I’m sure more than a few people are reading on their phones too — it’s how I do the bulk of my reading these days.
When things change, there’s never a big neon sign flashing “THE FUTURE IS HERE.” It just happens from day to day. I remember writing letters in college as a freshman every week. And then, by the time I graduated, I realized that I hadn’t written a letter in a long time. I can’t tell you the day the shift happened.
There are a lot of things about ebooks that bother me:
- the lack of a good index (no, searching is not an adequate replacement)
- the difficulty of useful random access (when the author says: “I’ll answer this question on page 167,” there’s no way to flip to that page)
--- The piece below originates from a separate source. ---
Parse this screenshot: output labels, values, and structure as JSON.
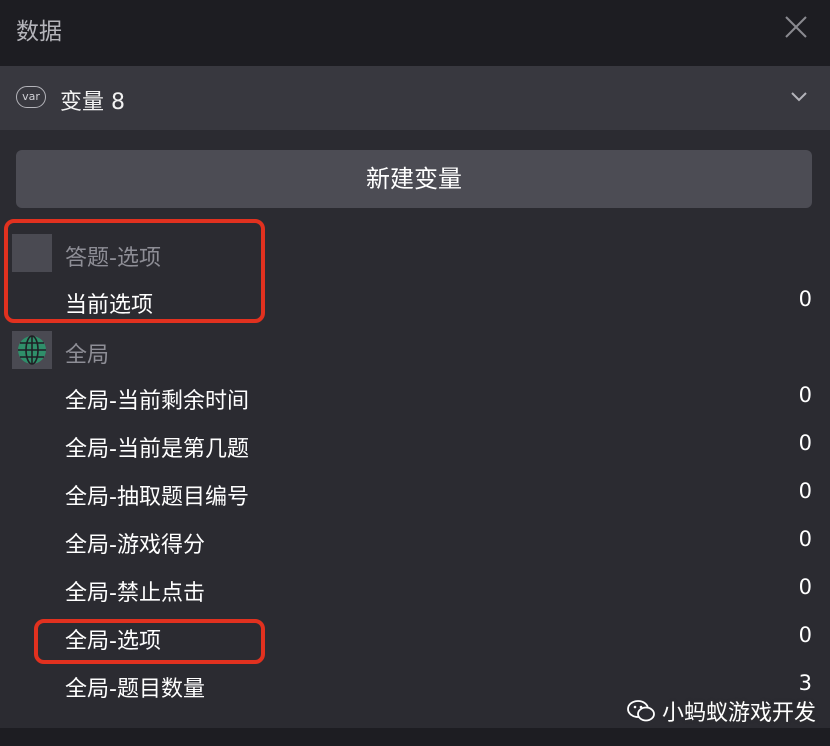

- typographical and formatting errors
- lack of high-quality photographs and readable charts
- the lack of designed, book-specific typography
Some of these (resolution of images) are only limits imposed by the current level of technology, but others (precise typography) may represent a cultural shift. Some aspects of physical books may never be replicated in ebooks.
When we switched from letters to emails, we lost much of the richness of handwriting: the unique way each of us forms our letters, the impromptu doodles and illustrations, how hard we press our pen into the page, quadruple underlines, physical objects sent along with the letter. But we seem to have collectively decided that the absence of these things is okay, in general, and feel no need to recreate the entirety of the experience of reading and writing letters in email.
It will be interesting to see just what aspects of physical books will never be replicated in ebooks.